I shoved the nervousness aside for something stronger, for anger, because seriously? Up to his office again? During my lunch break?

I stared at the elevator doors, fulminating as I went over his condescending bullshit this morning and getting more and more wound up about it. Which I knew was the wrong approach, and yet I couldn’t stop myself. The whole thing with Dad and then Caleb’s constant nitpicking was driving me crazy, and anger was easier than self-doubt.

So, if I couldn’t shout at my father, I’d shout at Caleb instead.

You’re trying not to get fired, remember? You wanted to impress Dad. Be CEO of Fox, etcetera, etcetera.

Dammit. Why did good sense have to get in the way all the time?

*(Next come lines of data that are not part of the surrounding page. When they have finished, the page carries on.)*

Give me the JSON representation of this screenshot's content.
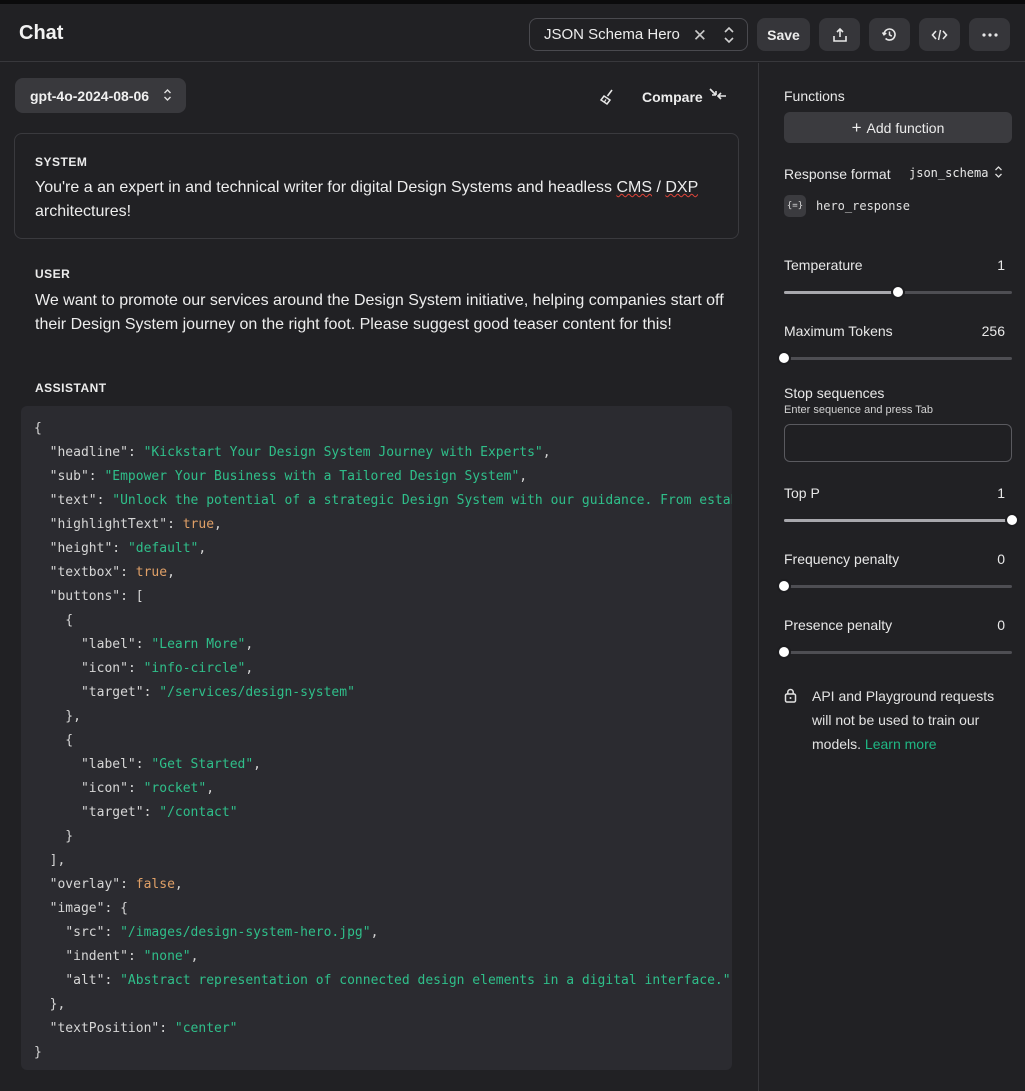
{
  "header": {
    "title": "Chat",
    "preset_name": "JSON Schema Hero",
    "save_label": "Save",
    "icons": [
      "share-icon",
      "history-icon",
      "code-icon",
      "more-icon"
    ]
  },
  "toolbar": {
    "model": "gpt-4o-2024-08-06",
    "compare_label": "Compare"
  },
  "messages": {
    "system": {
      "role": "SYSTEM",
      "text_before": "You're a an expert in and technical writer for digital Design Systems and headless ",
      "cms": "CMS",
      "slash": " / ",
      "dxp": "DXP",
      "text_after": " architectures!"
    },
    "user": {
      "role": "USER",
      "text": "We want to promote our services around the Design System initiative, helping companies start off their Design System journey on the right foot. Please suggest good teaser content for this!"
    },
    "assistant": {
      "role": "ASSISTANT"
    }
  },
  "code": {
    "headline_key": "\"headline\"",
    "headline_val": "\"Kickstart Your Design System Journey with Experts\"",
    "sub_key": "\"sub\"",
    "sub_val": "\"Empower Your Business with a Tailored Design System\"",
    "text_key": "\"text\"",
    "text_val": "\"Unlock the potential of a strategic Design System with our guidance. From estab",
    "highlight_key": "\"highlightText\"",
    "highlight_val": "true",
    "height_key": "\"height\"",
    "height_val": "\"default\"",
    "textbox_key": "\"textbox\"",
    "textbox_val": "true",
    "buttons_key": "\"buttons\"",
    "label_key": "\"label\"",
    "icon_key": "\"icon\"",
    "target_key": "\"target\"",
    "btn1_label": "\"Learn More\"",
    "btn1_icon": "\"info-circle\"",
    "btn1_target": "\"/services/design-system\"",
    "btn2_label": "\"Get Started\"",
    "btn2_icon": "\"rocket\"",
    "btn2_target": "\"/contact\"",
    "overlay_key": "\"overlay\"",
    "overlay_val": "false",
    "image_key": "\"image\"",
    "src_key": "\"src\"",
    "src_val": "\"/images/design-system-hero.jpg\"",
    "indent_key": "\"indent\"",
    "indent_val": "\"none\"",
    "alt_key": "\"alt\"",
    "alt_val": "\"Abstract representation of connected design elements in a digital interface.\"",
    "textpos_key": "\"textPosition\"",
    "textpos_val": "\"center\""
  },
  "settings": {
    "functions_label": "Functions",
    "add_function_label": "Add function",
    "response_format_label": "Response format",
    "response_format_value": "json_schema",
    "schema_badge": "{=}",
    "schema_name": "hero_response",
    "temperature": {
      "label": "Temperature",
      "value": "1",
      "fraction": 0.5
    },
    "max_tokens": {
      "label": "Maximum Tokens",
      "value": "256",
      "fraction": 0.0
    },
    "stop_sequences": {
      "label": "Stop sequences",
      "hint": "Enter sequence and press Tab"
    },
    "top_p": {
      "label": "Top P",
      "value": "1",
      "fraction": 1.0
    },
    "frequency_penalty": {
      "label": "Frequency penalty",
      "value": "0",
      "fraction": 0.0
    },
    "presence_penalty": {
      "label": "Presence penalty",
      "value": "0",
      "fraction": 0.0
    },
    "privacy_text": "API and Playground requests will not be used to train our models. ",
    "privacy_link": "Learn more"
  },
  "colors": {
    "background": "#212124",
    "code_background": "#2b2b30",
    "string": "#2fbf8a",
    "boolean": "#e0a067",
    "link": "#1fb884"
  }
}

The doors slid open, and I strode out, holding on to a little of my rage, but not too much. Enough to be able to face whatever he was going to say to me with equanimity, but not enough to embarrass myself by shouting childish insults at him as if I was twelve again.

“Miss Fox,” Sally intoned as I went past. “Would you take these in for me, please?”

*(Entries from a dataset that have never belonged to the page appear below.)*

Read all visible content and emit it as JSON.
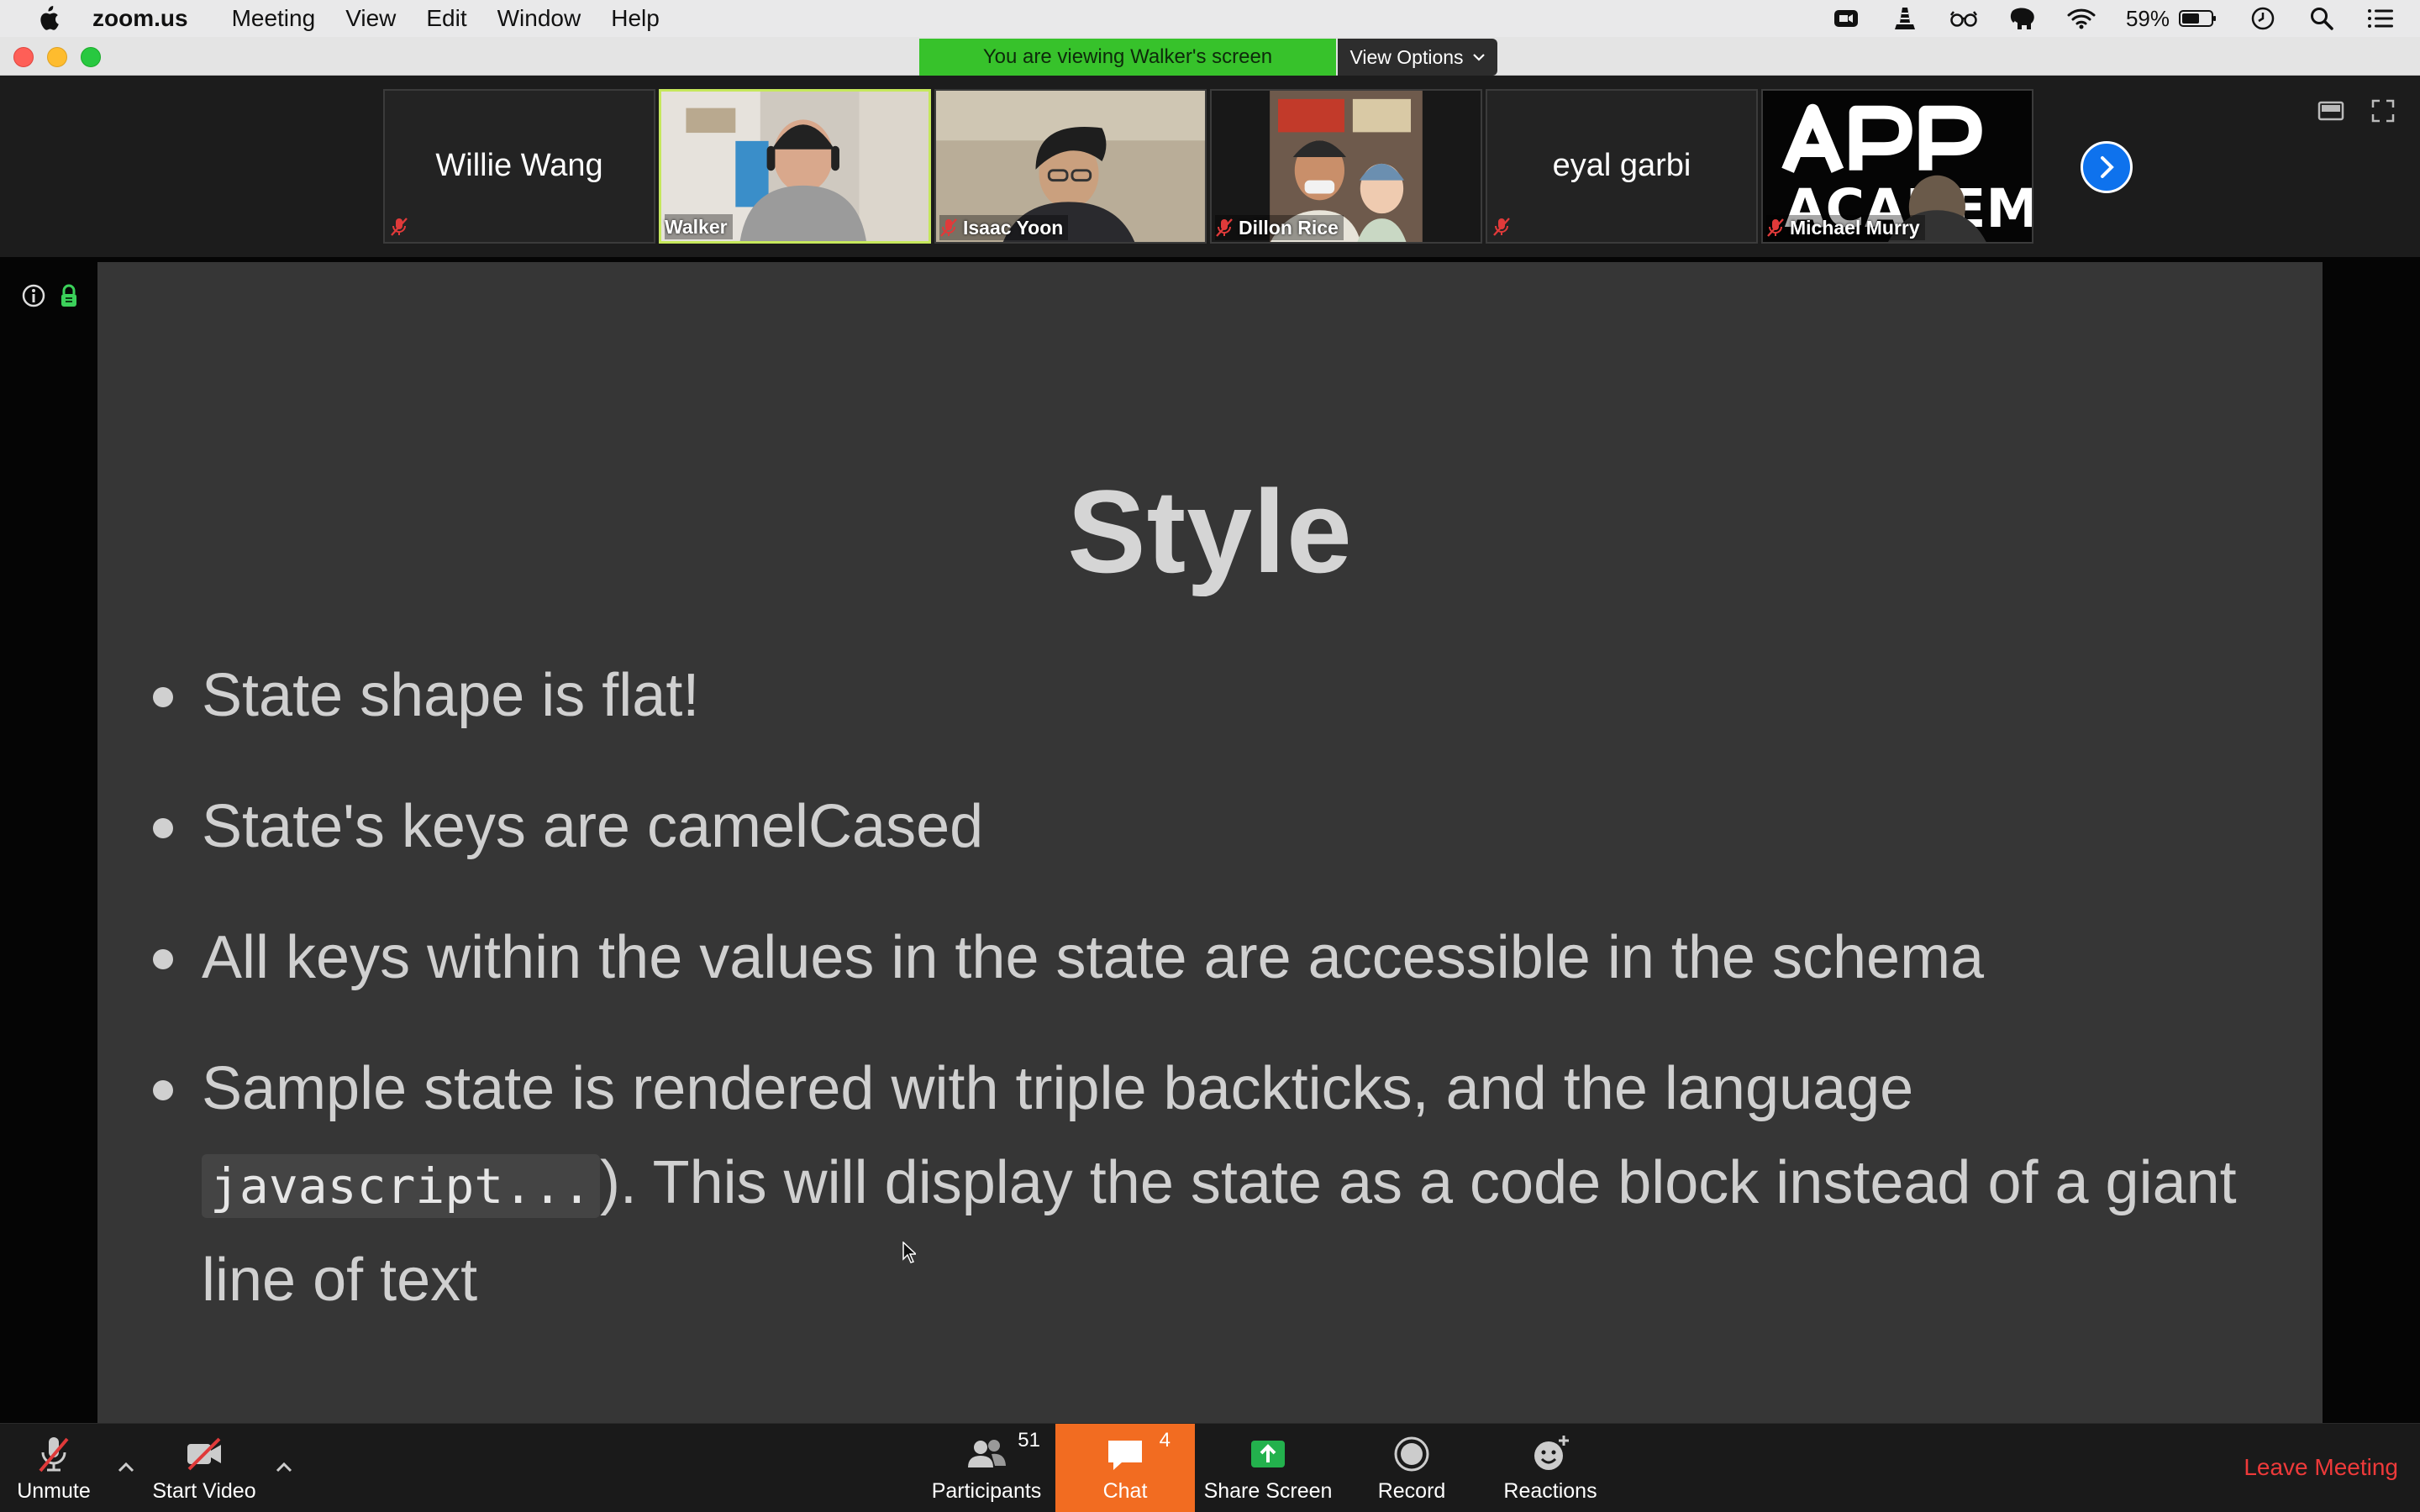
{
  "menubar": {
    "app_name": "zoom.us",
    "items": [
      "Meeting",
      "View",
      "Edit",
      "Window",
      "Help"
    ],
    "battery_percent": "59%",
    "status_icons": [
      "zoom-icon",
      "vlc-icon",
      "glasses-icon",
      "elephant-icon",
      "wifi-icon",
      "battery-icon",
      "clock-icon",
      "search-icon",
      "control-center-icon"
    ]
  },
  "banner": {
    "viewing_text": "You are viewing Walker's screen",
    "view_options_label": "View Options"
  },
  "participants_strip": [
    {
      "name": "Willie Wang",
      "display": "name-only",
      "muted": true
    },
    {
      "name": "Walker",
      "display": "video",
      "muted": false,
      "active_speaker": true
    },
    {
      "name": "Isaac Yoon",
      "display": "video",
      "muted": true
    },
    {
      "name": "Dillon Rice",
      "display": "video",
      "muted": true
    },
    {
      "name": "eyal garbi",
      "display": "name-only",
      "muted": true
    },
    {
      "name": "Michael Murry",
      "display": "video",
      "muted": true,
      "overlay_logo_text": "APP ACADEMY"
    }
  ],
  "slide": {
    "title": "Style",
    "bullets": [
      "State shape is flat!",
      "State's keys are camelCased",
      "All keys within the values in the state are accessible in the schema"
    ],
    "bullet4_part1": "Sample state is rendered with triple backticks, and the language ",
    "bullet4_code": "javascript...",
    "bullet4_part2": "). This will display the state as a code block instead of a giant line of text"
  },
  "toolbar": {
    "unmute_label": "Unmute",
    "start_video_label": "Start Video",
    "participants_label": "Participants",
    "participants_count": "51",
    "chat_label": "Chat",
    "chat_count": "4",
    "share_screen_label": "Share Screen",
    "record_label": "Record",
    "reactions_label": "Reactions",
    "leave_label": "Leave Meeting"
  },
  "colors": {
    "banner_green": "#37c22b",
    "chat_orange": "#f26c21",
    "leave_red": "#ee3a3a",
    "next_blue": "#0e72ed",
    "active_speaker_border": "#c6e85c"
  }
}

I was very tempted to ask her what her last slave died of, but I was trying to be an adult, so I bit it back and gave her a cool smile instead. “Of course,” I said regally, and grabbed the stack of papers sitting on her desk before carrying on toward Caleb’s office.

It would have been polite to knock, but since I had no politeness left in me, I didn’t bother. Instead, I tucked the papers under one arm, shoved open one of the doors, and marched in.

Caleb was standing by the windows, talking to someone on his phone. His broad, muscular back was to me, his deep voice a low rumble, and he didn’t turn as I came in.

Fine. If he wanted to be like that, he could.

I went over to his desk and dumped the papers on the desktop next to a half full cup of black coffee, then I stood there, waiting.

He kept on talking, clearly in no hurry, standing at the windows with one hand in the pocket of his pants, his gaze resolutely turned to the city beyond the glass.

Oh, so that’s what he was doing. He was making me wait.

What. An. Asshole.

Well, two could play at that game.

I turned to sit casually in the chair set in front of his desk but as I did so, my hip caught that damn stack of papers and they all slipped, falling against the coffee mug, and pushing it off the desk and on to the floor. Needless to say, coffee went everywhere.

I bit off a silent curse, glancing over at Caleb. Luckily, he didn’t seem to have noticed my epic clumsiness, still talking on the phone.

Thank God.

Continuing the litany of curses in my head, I knelt and began pulling the papers away from the rapidly spreading puddle on the carpet, before casting around for something to clean it up with and hopefully before Caleb noticed. But I had no such luck.

Caleb was a neat freak, and his desk was clean of stuff, so I had to scurry out of his office and into the nearby kitchenette, avoiding Sally’s beady gaze as I grabbed a couple of cloths before scurrying back. Only to find that he’d turned around and was watching me dispassionately even as he continued his conversation.

Goddammit.

There was nothing for it but to ignore him as I went back to his desk and knelt in front of it with my cleaning cloths, dabbing ineffectually at the carpet. It was cream carpet of course, which mean the coffee left an impressive brown stain.

Of all the stupid things to do. Knocking over his coffee mug and staining his carpet. And I hadn’t even done it on purpose, though I’d been mad enough to earlier. He’d be so pissed, especially given his neatness tendencies, and that would be another black mark against my name.

You’re really killing it today.

I growled under my breath, dabbing harder at the stain as a pair of expensive handmade leather shoes slowly came into view.

I froze. He was standing very close. I could feel his gaze on the back of my neck, boring into me, and he must have finished his conversation because I couldn’t hear him talking any more.